I’ve gone from not trusting their adjustments to not trusting their selection of stations. I’d like to see what every official station — HCN or not — says.

Rob H
December 23, 2009 5:01 pm

If the data is not the original raw data, but the “value added” data, what good is it? It will only show the “warming” they have claimed. This is an attempt to claim they are being open with critics. Don’t let them get away with that.

Editor
December 23, 2009 5:19 pm

_Jim (15:23:55) :

bill (07:40:28) :

To store such data in the 80s would have been difficult – 1000 stations, 150kB per picture per month per am/pm=1000*150*2= 300MB/month
To store the text hand converted would be much less but then you loose the raw data.
ARE you not aware of a process called ‘transcription’?
It used to be that ‘raw input’, human written data, records, forms filled out etc. would be key punched by individuals known as key punch operators, bascially a process of transcription.

The transcribed product might have mistakes, it may not have the observers comments (especially if being key punched).

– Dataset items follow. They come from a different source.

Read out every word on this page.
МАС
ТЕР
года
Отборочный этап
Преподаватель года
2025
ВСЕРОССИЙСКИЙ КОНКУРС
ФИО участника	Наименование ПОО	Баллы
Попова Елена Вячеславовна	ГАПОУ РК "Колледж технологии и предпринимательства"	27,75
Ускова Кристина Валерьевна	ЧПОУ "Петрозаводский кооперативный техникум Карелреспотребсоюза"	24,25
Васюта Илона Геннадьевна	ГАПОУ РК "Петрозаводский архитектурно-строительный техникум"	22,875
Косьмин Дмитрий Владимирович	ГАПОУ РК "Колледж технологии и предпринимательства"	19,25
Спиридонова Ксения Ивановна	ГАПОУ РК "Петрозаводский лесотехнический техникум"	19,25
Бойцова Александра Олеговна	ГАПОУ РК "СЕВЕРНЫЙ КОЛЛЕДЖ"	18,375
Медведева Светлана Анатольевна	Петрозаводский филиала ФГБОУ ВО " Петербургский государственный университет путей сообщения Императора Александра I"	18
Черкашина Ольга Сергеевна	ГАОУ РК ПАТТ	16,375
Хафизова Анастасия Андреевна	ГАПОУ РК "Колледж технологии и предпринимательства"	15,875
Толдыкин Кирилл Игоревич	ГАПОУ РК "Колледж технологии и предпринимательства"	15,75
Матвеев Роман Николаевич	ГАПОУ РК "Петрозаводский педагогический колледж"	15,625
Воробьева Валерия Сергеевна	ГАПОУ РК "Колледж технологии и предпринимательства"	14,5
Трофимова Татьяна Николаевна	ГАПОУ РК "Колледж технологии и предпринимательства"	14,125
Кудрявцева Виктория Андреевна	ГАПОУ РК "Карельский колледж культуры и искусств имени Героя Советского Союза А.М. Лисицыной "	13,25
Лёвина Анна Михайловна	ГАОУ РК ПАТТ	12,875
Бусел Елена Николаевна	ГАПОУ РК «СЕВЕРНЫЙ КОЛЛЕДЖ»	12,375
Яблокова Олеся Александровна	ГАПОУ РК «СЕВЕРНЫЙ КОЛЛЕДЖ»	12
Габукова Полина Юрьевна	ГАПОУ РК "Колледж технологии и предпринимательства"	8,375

It would no longer be raw data, information would be lost if it were destroyed.
I will grant you that “transcribed raw data” is likely the best starting point and may already exist. Errors could be kept under control by spot checks and homogenization software that reports likely errors so they can be checked against the raw data.

pby
December 23, 2009 5:54 pm

since original raw temp data is gone or unreliable why not start now as ground zero and see what happens in the next 75 years as far as spike in temps. Bet this will not be considered. These power grabbers are only interested in one thing – power.